Paste: About romance, the soundtrack and the sound directing really added that feel. What went into the choices to score the film?
Josh: Ron Bronstein, who I co-wrote the movie with and was a co-editor on the movie, he was the one who introduced me to [Isao] Tomita years ago, actually. Tomita is the music that we kind of feature the most, Tomita’s renditions of Debussy. I really wanted to have kind of a very romantic score, but we knew that we needed it to be electrified. We knew that it needed to have a more nighttime vibe, and nothing is more nighttime than electricity, you know what I mean? So we wanted to electrify tone to the movie, and we knew that we were going to use a few pieces that came from their world. Namely, the hard-style music that’s playing when she’s threading the needle and the Ariel Pink track at the end of the movie.

But for the most part, I think it’s all in the use of that “Clair de Lune” rendition by Tomita when [Harley and Mike] are walking down the street and we’re seeing it from the rooftop. Then you see that very unrecognizable New York skyline. It’s form following function, where really the romance is almost unrecognizable. You have this electronic, Japanese version of a French Romantic artist Debussy, and then you have this skyline of New York looking north from 71st Street—no one ever looks north. So it’s very unrecognizable.

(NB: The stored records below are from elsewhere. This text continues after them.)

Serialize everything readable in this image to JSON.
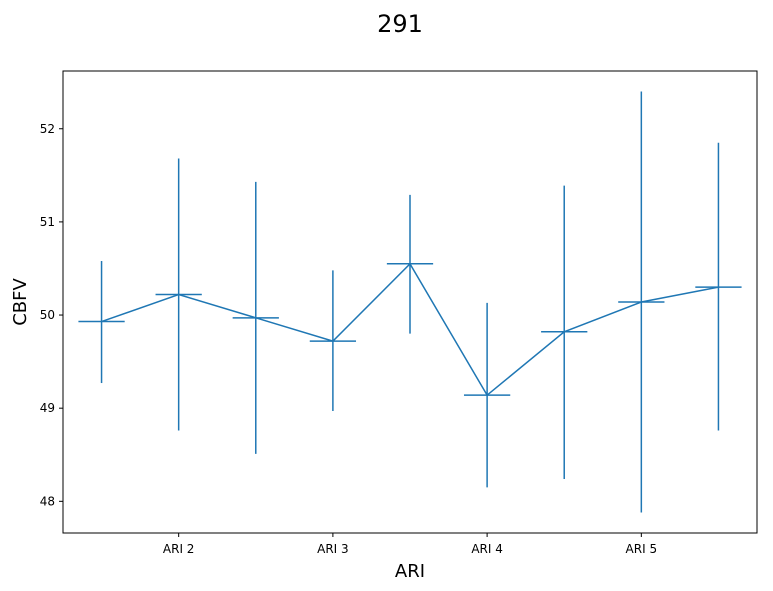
{
  "chart_data": {
    "type": "line",
    "title": "291",
    "xlabel": "ARI",
    "ylabel": "CBFV",
    "x_tick_labels": [
      "ARI 2",
      "ARI 3",
      "ARI 4",
      "ARI 5"
    ],
    "y_tick_labels": [
      "48",
      "49",
      "50",
      "51",
      "52"
    ],
    "ylim": [
      47.66,
      52.62
    ],
    "xlim": [
      0.5,
      9.5
    ],
    "x_tick_positions": [
      2,
      4,
      6,
      8
    ],
    "y_ticks": [
      48,
      49,
      50,
      51,
      52
    ],
    "grid": false,
    "series": [
      {
        "color": "#1f77b4",
        "points": [
          {
            "x": 1,
            "y": 49.93,
            "low": 49.27,
            "high": 50.58
          },
          {
            "x": 2,
            "y": 50.22,
            "low": 48.76,
            "high": 51.68
          },
          {
            "x": 3,
            "y": 49.97,
            "low": 48.51,
            "high": 51.43
          },
          {
            "x": 4,
            "y": 49.72,
            "low": 48.97,
            "high": 50.48
          },
          {
            "x": 5,
            "y": 50.55,
            "low": 49.8,
            "high": 51.29
          },
          {
            "x": 6,
            "y": 49.14,
            "low": 48.15,
            "high": 50.13
          },
          {
            "x": 7,
            "y": 49.82,
            "low": 48.24,
            "high": 51.39
          },
          {
            "x": 8,
            "y": 50.14,
            "low": 47.88,
            "high": 52.4
          },
          {
            "x": 9,
            "y": 50.3,
            "low": 48.76,
            "high": 51.85
          }
        ]
      }
    ]
  }
}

Benny: And at the same time, when the music drops out and is absent, that’s almost as big in the beginning and the ending. These scenes start with music and then it just stops—almost. The music kind of [works] in the [same] way that everybody is talking.

Paste: Out of all the actors that you worked with on the film, who surprised you the most with his or her performance?
Both: Buddy Duress.
Josh: I knew he was just this force to be reckoned with and just this beautiful poet with the way he speaks and the way he is. He’s just a classic being. But our producers had a real inclination that there were a lot of really good actors who wanted to join the project, and there was maybe a push to try and include them, but we just said, “You’ve gotta trust Buddy.” He did a really incredible job.
Benny: And part of it was they were skeptical of actually having him play that role. But once they saw him, they were like, “Alright. I’m on board.” They didn’t even bat an eye after that.
Paste: Yeah, I was definitely transfixed by him. He was something else.
Josh: I know. We knew what to expect from Caleb because he’s a professional, but Buddy brought a professionalism to it that was completely surprising. And you know what? We were so impressed we’re probably—no we’re going to make another film with him.